これから「ソーシャル」の要素を取り入れることで、ありとあらゆるサービスの形や業界勢力図が激変する時代に入る。日本では、ソーシャルゲーム以外では、今回の取り組みがその最初の事例になるのではないだろうか。



 リクルートとFacebook、どちらが仕掛けたんだろう?多分リクルートだろうなあ。Facebookは日本での事業立ち上げにバタバタの状態が続いていたから、特定の業界向けの施策でイニシアティブを取ることはできないだろうから。



 リクルートはさすがに動きが速い。日本の大企業ってびっくりするくらいに情報を持っていなくて、動きが遅いところが圧倒的に多いんだけど、リクルートだけは別格。



 でもどうしてmixiと組まなかったんだろう。この年齢層ではmixiのほうが普及しているのに。(関連記事:どっこい、mixiは伸びていた【湯川】 : TechWave



 ミクシィがインターネット求人広告事業「Find Job !」を分社化したのは、mixiをどの業種とも組めるインフラにするためだったと思うんだけど。

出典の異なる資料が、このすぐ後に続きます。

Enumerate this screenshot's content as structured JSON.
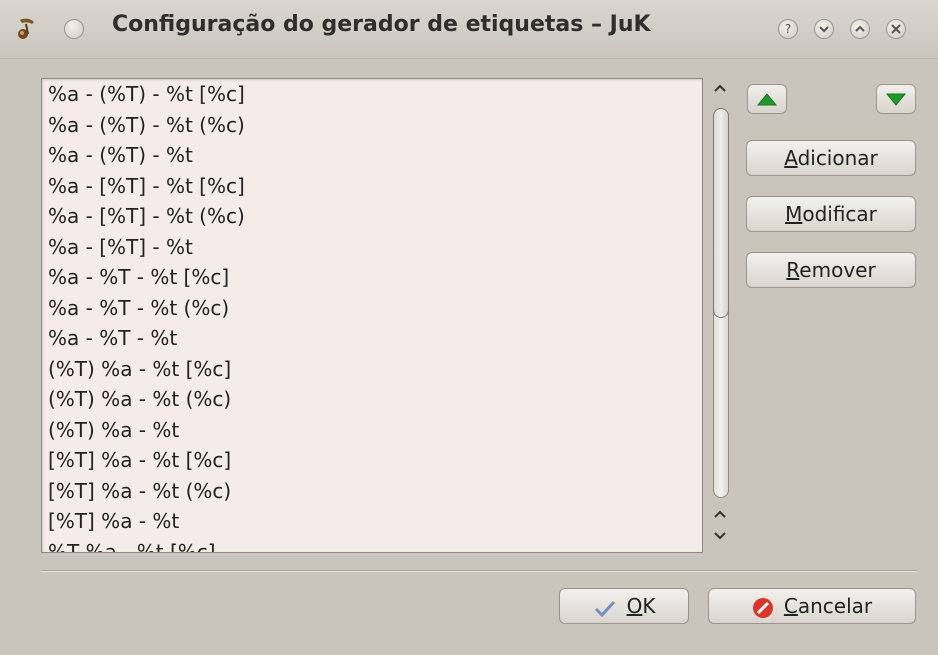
{
  "window": {
    "title": "Configuração do gerador de etiquetas – JuK"
  },
  "list": {
    "items": [
      "%a - (%T) - %t [%c]",
      "%a - (%T) - %t (%c)",
      "%a - (%T) - %t",
      "%a - [%T] - %t [%c]",
      "%a - [%T] - %t (%c)",
      "%a - [%T] - %t",
      "%a - %T - %t [%c]",
      "%a - %T - %t (%c)",
      "%a - %T - %t",
      "(%T) %a - %t [%c]",
      "(%T) %a - %t (%c)",
      "(%T) %a - %t",
      "[%T] %a - %t [%c]",
      "[%T] %a - %t (%c)",
      "[%T] %a - %t",
      "%T %a - %t [%c]"
    ]
  },
  "buttons": {
    "add": {
      "mnemonic": "A",
      "rest": "dicionar"
    },
    "modify": {
      "mnemonic": "M",
      "rest": "odificar"
    },
    "remove": {
      "mnemonic": "R",
      "rest": "emover"
    },
    "ok": {
      "mnemonic": "O",
      "rest": "K"
    },
    "cancel": {
      "mnemonic": "C",
      "rest": "ancelar"
    }
  },
  "colors": {
    "accent_green": "#1f9a2a",
    "cancel_red": "#d9372b",
    "ok_blue": "#6f8fc6"
  },
  "icons": {
    "app": "juk-app-icon",
    "move_up": "triangle-up-icon",
    "move_down": "triangle-down-icon",
    "ok": "checkmark-icon",
    "cancel": "cancel-icon"
  }
}
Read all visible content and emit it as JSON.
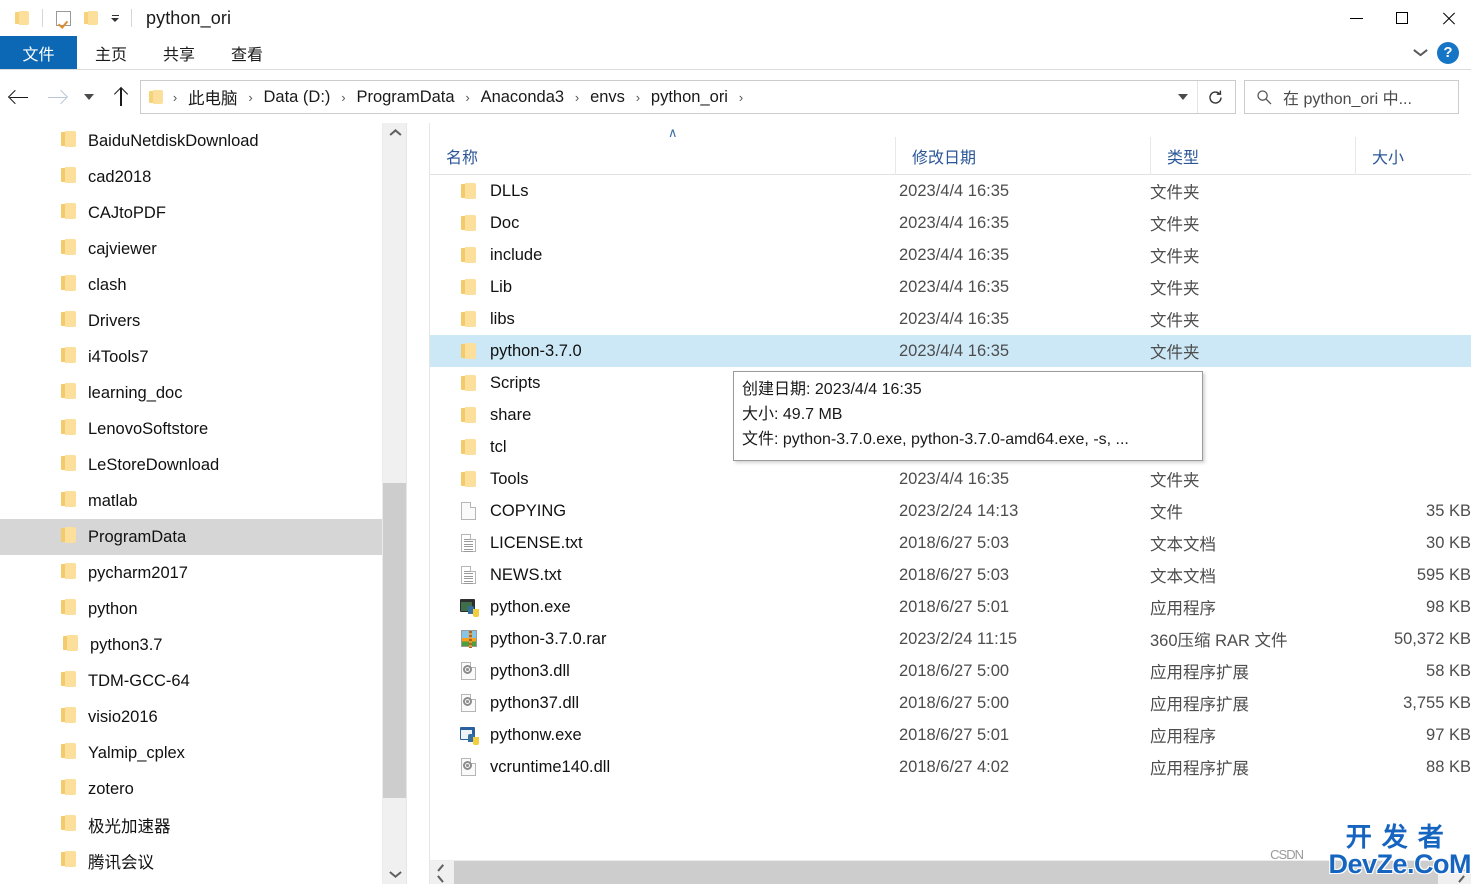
{
  "window": {
    "title": "python_ori",
    "quick_access": [
      "folder-icon",
      "properties-checkbox-icon",
      "new-folder-icon"
    ],
    "controls": {
      "minimize": "—",
      "maximize": "□",
      "close": "✕"
    }
  },
  "ribbon": {
    "tabs": [
      {
        "label": "文件",
        "active": true
      },
      {
        "label": "主页",
        "active": false
      },
      {
        "label": "共享",
        "active": false
      },
      {
        "label": "查看",
        "active": false
      }
    ],
    "help_label": "?"
  },
  "address": {
    "back": "←",
    "forward": "→",
    "recent_caret": "▾",
    "up": "↑",
    "crumbs": [
      "此电脑",
      "Data (D:)",
      "ProgramData",
      "Anaconda3",
      "envs",
      "python_ori"
    ],
    "separator": "›",
    "refresh": "↻"
  },
  "search": {
    "placeholder": "在 python_ori 中...",
    "icon": "search-icon"
  },
  "nav_tree": [
    {
      "label": "BaiduNetdiskDownload",
      "depth": 1,
      "selected": false
    },
    {
      "label": "cad2018",
      "depth": 1,
      "selected": false
    },
    {
      "label": "CAJtoPDF",
      "depth": 1,
      "selected": false
    },
    {
      "label": "cajviewer",
      "depth": 1,
      "selected": false
    },
    {
      "label": "clash",
      "depth": 1,
      "selected": false
    },
    {
      "label": "Drivers",
      "depth": 1,
      "selected": false
    },
    {
      "label": "i4Tools7",
      "depth": 1,
      "selected": false
    },
    {
      "label": "learning_doc",
      "depth": 1,
      "selected": false
    },
    {
      "label": "LenovoSoftstore",
      "depth": 1,
      "selected": false
    },
    {
      "label": "LeStoreDownload",
      "depth": 1,
      "selected": false
    },
    {
      "label": "matlab",
      "depth": 1,
      "selected": false
    },
    {
      "label": "ProgramData",
      "depth": 1,
      "selected": true
    },
    {
      "label": "pycharm2017",
      "depth": 1,
      "selected": false
    },
    {
      "label": "python",
      "depth": 1,
      "selected": false
    },
    {
      "label": "python3.7",
      "depth": 2,
      "selected": false
    },
    {
      "label": "TDM-GCC-64",
      "depth": 1,
      "selected": false
    },
    {
      "label": "visio2016",
      "depth": 1,
      "selected": false
    },
    {
      "label": "Yalmip_cplex",
      "depth": 1,
      "selected": false
    },
    {
      "label": "zotero",
      "depth": 1,
      "selected": false
    },
    {
      "label": "极光加速器",
      "depth": 1,
      "selected": false
    },
    {
      "label": "腾讯会议",
      "depth": 1,
      "selected": false
    }
  ],
  "columns": {
    "name": "名称",
    "date": "修改日期",
    "type": "类型",
    "size": "大小",
    "sort_marker": "∧"
  },
  "files": [
    {
      "name": "DLLs",
      "date": "2023/4/4 16:35",
      "type": "文件夹",
      "size": "",
      "icon": "folder-icon",
      "selected": false
    },
    {
      "name": "Doc",
      "date": "2023/4/4 16:35",
      "type": "文件夹",
      "size": "",
      "icon": "folder-icon",
      "selected": false
    },
    {
      "name": "include",
      "date": "2023/4/4 16:35",
      "type": "文件夹",
      "size": "",
      "icon": "folder-icon",
      "selected": false
    },
    {
      "name": "Lib",
      "date": "2023/4/4 16:35",
      "type": "文件夹",
      "size": "",
      "icon": "folder-icon",
      "selected": false
    },
    {
      "name": "libs",
      "date": "2023/4/4 16:35",
      "type": "文件夹",
      "size": "",
      "icon": "folder-icon",
      "selected": false
    },
    {
      "name": "python-3.7.0",
      "date": "2023/4/4 16:35",
      "type": "文件夹",
      "size": "",
      "icon": "folder-icon",
      "selected": true
    },
    {
      "name": "Scripts",
      "date": "",
      "type": "",
      "size": "",
      "icon": "folder-icon",
      "selected": false
    },
    {
      "name": "share",
      "date": "",
      "type": "",
      "size": "",
      "icon": "folder-icon",
      "selected": false
    },
    {
      "name": "tcl",
      "date": "2023/4/4 16:35",
      "type": "文件夹",
      "size": "",
      "icon": "folder-icon",
      "selected": false
    },
    {
      "name": "Tools",
      "date": "2023/4/4 16:35",
      "type": "文件夹",
      "size": "",
      "icon": "folder-icon",
      "selected": false
    },
    {
      "name": "COPYING",
      "date": "2023/2/24 14:13",
      "type": "文件",
      "size": "35 KB",
      "icon": "page-icon",
      "selected": false
    },
    {
      "name": "LICENSE.txt",
      "date": "2018/6/27 5:03",
      "type": "文本文档",
      "size": "30 KB",
      "icon": "text-file-icon",
      "selected": false
    },
    {
      "name": "NEWS.txt",
      "date": "2018/6/27 5:03",
      "type": "文本文档",
      "size": "595 KB",
      "icon": "text-file-icon",
      "selected": false
    },
    {
      "name": "python.exe",
      "date": "2018/6/27 5:01",
      "type": "应用程序",
      "size": "98 KB",
      "icon": "python-console-exe-icon",
      "selected": false
    },
    {
      "name": "python-3.7.0.rar",
      "date": "2023/2/24 11:15",
      "type": "360压缩 RAR 文件",
      "size": "50,372 KB",
      "icon": "rar-archive-icon",
      "selected": false
    },
    {
      "name": "python3.dll",
      "date": "2018/6/27 5:00",
      "type": "应用程序扩展",
      "size": "58 KB",
      "icon": "dll-icon",
      "selected": false
    },
    {
      "name": "python37.dll",
      "date": "2018/6/27 5:00",
      "type": "应用程序扩展",
      "size": "3,755 KB",
      "icon": "dll-icon",
      "selected": false
    },
    {
      "name": "pythonw.exe",
      "date": "2018/6/27 5:01",
      "type": "应用程序",
      "size": "97 KB",
      "icon": "python-window-exe-icon",
      "selected": false
    },
    {
      "name": "vcruntime140.dll",
      "date": "2018/6/27 4:02",
      "type": "应用程序扩展",
      "size": "88 KB",
      "icon": "dll-icon",
      "selected": false
    }
  ],
  "tooltip": {
    "created_label": "创建日期: 2023/4/4 16:35",
    "size_label": "大小: 49.7 MB",
    "files_label": "文件: python-3.7.0.exe, python-3.7.0-amd64.exe, -s, ..."
  },
  "watermark": {
    "cn": "开发者",
    "en": "DevZe.CoM",
    "faint": "CSDN"
  },
  "colors": {
    "accent": "#0c68b5",
    "selection": "#cce8f7",
    "nav_selection": "#d6d6d6",
    "column_header_text": "#2b5797",
    "watermark": "#1565c0"
  }
}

 しかし考えれば考えるほど、今回の取り組みはすごくいいアイデアだと思う。だって就活学生だと、まずこのサービスを使うんじゃないかな。そうすると、これで若者の間でFacebookが一気に広がる可能性がある。



 Facebookの中の人は今回のように「Facebookと〇〇」というような取り組みをどんどん進めていきたいと語っている。あらゆる企業に対して提供できるソーシャルなインフラを目指しているわけだ。これからも「Facebookと〇〇」「mixiと〇〇」というのがどんどん出てくるんだろう。



 次はどこだろう、って考えた場合、業種よりも特定の企業を見て考えたほうがいいかもしれない。ソーシャル化の流れを理解している企業って、そう多くないだろうから。今回の話、ほんとリクルートだから成立したようなものだと思う。



 日本では実名主義は広がらないって言う人が多いけど、それは実名主義のメリットをうまく想像できないからだと思うんだ。今回の取り組みなんかはまさに、ネットの実名主義のメリットの1つ。匿名主義のネットも捨てがたいけど、実名主義のよさがこれからまだまだ出てくるのだと思う。



 日本人が実名主義に慣れるまでちょっとかかるとは思うけど、必ず慣れると思う。それは間違いないね。日本人が特殊だという考え方が短絡的だということはこれまで何度も実証されてるし。もちろん外国との文化的差異は存在するけど、多くの日本人が思うほど日本人って特殊じゃない。



 ところで実はFacebookって別の意味で、大学で利用が広まる可能性があるんだよね。何人かの大学関係者と話したけど、教職員なんかもFacebookが好きみたい。だって創業者がハーバード大だし、まず最初に米アイビーリーグで広がったからだってさww。なんかミーハーで、ばかみたいな話だけど。